To maximise the safety and effectiveness of this new form of treatment, they are injecting the CAR T-cells directly into the tumour. CAR T-cell treatment has proven very effective in some forms of leukaemia but needs to be tested and developed further to benefit patients with solid cancers, such as head and neck cancer.
The main goal of the trial is to test the safety and effectiveness of this new treatment. Patients have been enrolled in groups of three and, if significant side effects are not seen, successive groups will receive a higher number of cells to establish safe dosage. So far the team has completed the first cohort of three patients in this ongoing trial.
Dr Maher adds: "If this trial is successful, it could have significant implications for other solid cancers, especially those that spread within a natural space in the body, such as ovarian cancer (lining of the abdomen) or mesothelioma (lining of the lungs). In that setting, it may be possible to inject the CAR T-cells from the patient directly into the cavity, to localise the treatment where it is needed most."
The Life Sciences Minister, George Freeman MP, said: "This world first trial is an illustration of the value of our £1 billion per annum National Institute for Health Research, which pioneers and tests new treatments for the benefits of patients and the NHS. Through our Accelerated Access Review, we intend to fast track breakthroughs like this."

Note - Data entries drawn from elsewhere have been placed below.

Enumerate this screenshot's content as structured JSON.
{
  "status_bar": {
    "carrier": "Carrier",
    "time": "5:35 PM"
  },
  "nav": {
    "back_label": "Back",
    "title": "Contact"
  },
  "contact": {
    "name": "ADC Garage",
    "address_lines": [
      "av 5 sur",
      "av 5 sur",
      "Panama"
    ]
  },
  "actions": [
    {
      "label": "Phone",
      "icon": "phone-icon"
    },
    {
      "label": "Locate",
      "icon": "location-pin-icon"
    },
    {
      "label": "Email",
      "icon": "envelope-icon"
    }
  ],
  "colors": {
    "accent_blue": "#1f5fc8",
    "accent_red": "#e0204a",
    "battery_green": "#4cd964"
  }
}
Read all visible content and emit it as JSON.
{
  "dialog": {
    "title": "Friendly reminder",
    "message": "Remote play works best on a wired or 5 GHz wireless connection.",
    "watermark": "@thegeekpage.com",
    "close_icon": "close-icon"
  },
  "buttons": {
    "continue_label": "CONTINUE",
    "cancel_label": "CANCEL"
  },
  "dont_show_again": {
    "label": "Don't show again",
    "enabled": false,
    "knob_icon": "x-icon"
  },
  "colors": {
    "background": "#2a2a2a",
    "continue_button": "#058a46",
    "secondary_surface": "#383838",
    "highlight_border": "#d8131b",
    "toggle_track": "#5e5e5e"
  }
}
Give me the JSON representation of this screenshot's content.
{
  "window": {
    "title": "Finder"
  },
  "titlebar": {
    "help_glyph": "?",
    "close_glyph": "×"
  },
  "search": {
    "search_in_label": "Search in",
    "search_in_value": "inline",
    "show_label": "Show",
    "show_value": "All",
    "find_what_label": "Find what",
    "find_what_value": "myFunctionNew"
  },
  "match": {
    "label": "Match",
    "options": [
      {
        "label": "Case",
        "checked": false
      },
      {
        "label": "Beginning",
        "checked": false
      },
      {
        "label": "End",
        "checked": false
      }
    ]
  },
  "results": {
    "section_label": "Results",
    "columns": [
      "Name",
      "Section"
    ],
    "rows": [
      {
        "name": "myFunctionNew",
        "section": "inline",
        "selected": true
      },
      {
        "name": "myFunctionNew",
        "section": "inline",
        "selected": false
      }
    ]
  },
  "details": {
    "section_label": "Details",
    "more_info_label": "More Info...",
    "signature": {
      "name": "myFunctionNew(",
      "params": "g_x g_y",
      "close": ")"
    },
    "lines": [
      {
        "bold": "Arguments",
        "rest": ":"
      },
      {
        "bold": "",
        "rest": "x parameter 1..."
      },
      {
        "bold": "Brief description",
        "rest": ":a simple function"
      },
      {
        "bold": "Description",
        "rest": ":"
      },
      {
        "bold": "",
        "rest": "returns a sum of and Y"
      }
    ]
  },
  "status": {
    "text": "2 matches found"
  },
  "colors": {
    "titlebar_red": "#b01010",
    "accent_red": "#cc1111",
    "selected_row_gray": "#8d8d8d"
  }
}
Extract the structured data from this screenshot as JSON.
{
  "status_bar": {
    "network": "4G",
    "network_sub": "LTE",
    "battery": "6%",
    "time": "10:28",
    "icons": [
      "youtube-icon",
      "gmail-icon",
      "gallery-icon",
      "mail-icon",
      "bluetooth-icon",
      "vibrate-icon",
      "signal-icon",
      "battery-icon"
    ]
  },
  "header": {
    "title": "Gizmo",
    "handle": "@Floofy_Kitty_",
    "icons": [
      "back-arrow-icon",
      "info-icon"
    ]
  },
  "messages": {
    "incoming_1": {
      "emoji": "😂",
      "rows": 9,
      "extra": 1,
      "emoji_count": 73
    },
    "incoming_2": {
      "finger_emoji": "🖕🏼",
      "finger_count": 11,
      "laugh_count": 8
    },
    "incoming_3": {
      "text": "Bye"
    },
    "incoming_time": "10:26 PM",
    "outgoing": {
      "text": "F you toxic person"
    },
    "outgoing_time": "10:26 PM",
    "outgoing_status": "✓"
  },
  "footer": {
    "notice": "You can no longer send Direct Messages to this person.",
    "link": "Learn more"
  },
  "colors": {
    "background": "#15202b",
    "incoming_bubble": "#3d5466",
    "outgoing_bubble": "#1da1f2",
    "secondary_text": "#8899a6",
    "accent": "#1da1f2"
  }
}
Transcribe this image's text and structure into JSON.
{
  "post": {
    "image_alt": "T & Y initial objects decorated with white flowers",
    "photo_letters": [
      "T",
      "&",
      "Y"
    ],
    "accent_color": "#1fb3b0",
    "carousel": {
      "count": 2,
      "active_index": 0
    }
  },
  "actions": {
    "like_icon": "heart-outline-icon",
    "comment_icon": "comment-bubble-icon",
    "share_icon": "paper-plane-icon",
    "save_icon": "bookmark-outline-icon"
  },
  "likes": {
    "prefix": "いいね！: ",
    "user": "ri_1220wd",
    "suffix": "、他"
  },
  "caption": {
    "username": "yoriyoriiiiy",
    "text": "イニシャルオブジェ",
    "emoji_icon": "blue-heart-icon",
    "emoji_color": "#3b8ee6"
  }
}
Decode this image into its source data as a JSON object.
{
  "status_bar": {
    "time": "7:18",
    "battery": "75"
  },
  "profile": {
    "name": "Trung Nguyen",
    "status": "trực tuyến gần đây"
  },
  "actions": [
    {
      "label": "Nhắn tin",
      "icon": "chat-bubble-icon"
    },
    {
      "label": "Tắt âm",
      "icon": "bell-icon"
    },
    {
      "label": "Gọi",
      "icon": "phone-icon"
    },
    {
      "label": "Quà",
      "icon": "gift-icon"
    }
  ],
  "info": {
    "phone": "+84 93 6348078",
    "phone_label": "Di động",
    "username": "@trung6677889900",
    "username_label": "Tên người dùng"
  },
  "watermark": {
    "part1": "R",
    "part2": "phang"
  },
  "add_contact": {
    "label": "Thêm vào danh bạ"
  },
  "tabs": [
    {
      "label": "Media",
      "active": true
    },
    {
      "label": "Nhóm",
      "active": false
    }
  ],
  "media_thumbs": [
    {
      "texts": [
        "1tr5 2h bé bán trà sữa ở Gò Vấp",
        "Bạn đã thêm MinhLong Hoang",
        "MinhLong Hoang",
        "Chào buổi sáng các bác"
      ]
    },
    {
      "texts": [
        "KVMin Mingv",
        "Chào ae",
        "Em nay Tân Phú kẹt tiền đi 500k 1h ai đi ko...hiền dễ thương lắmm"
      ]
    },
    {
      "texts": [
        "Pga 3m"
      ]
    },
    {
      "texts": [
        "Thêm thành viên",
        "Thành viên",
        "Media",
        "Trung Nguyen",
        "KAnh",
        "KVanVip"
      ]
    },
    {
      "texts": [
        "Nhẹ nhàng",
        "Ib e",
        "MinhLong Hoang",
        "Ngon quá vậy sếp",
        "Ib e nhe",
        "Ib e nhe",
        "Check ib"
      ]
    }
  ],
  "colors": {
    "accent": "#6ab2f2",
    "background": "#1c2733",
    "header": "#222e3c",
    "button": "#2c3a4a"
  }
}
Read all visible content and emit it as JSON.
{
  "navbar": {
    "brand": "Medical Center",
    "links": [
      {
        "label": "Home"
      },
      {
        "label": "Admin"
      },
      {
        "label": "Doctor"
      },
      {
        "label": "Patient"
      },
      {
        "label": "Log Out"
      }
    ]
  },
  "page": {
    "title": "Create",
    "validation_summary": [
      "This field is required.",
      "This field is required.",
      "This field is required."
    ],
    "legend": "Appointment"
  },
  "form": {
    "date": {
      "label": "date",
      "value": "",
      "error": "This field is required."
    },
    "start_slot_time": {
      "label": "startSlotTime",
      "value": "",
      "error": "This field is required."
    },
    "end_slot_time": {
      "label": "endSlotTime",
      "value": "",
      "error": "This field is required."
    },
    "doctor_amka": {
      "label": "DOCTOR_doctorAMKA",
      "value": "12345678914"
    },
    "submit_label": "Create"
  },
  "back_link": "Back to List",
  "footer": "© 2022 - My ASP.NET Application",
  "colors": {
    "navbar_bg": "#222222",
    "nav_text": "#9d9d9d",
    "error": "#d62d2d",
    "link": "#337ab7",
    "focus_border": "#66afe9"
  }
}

Dr Stephen Caddick, Director of Innovations at the Wellcome Trust, said: "Immunotherapy is a very exciting new approach to treating cancer, which takes advantage of the body’s own immune system to tackle the disease. By precision engineering immune cells to recognise and destroy tumours, researchers are hopeful that they will be able to improve the prospects for patients who have, until now, faced very limited treatment options."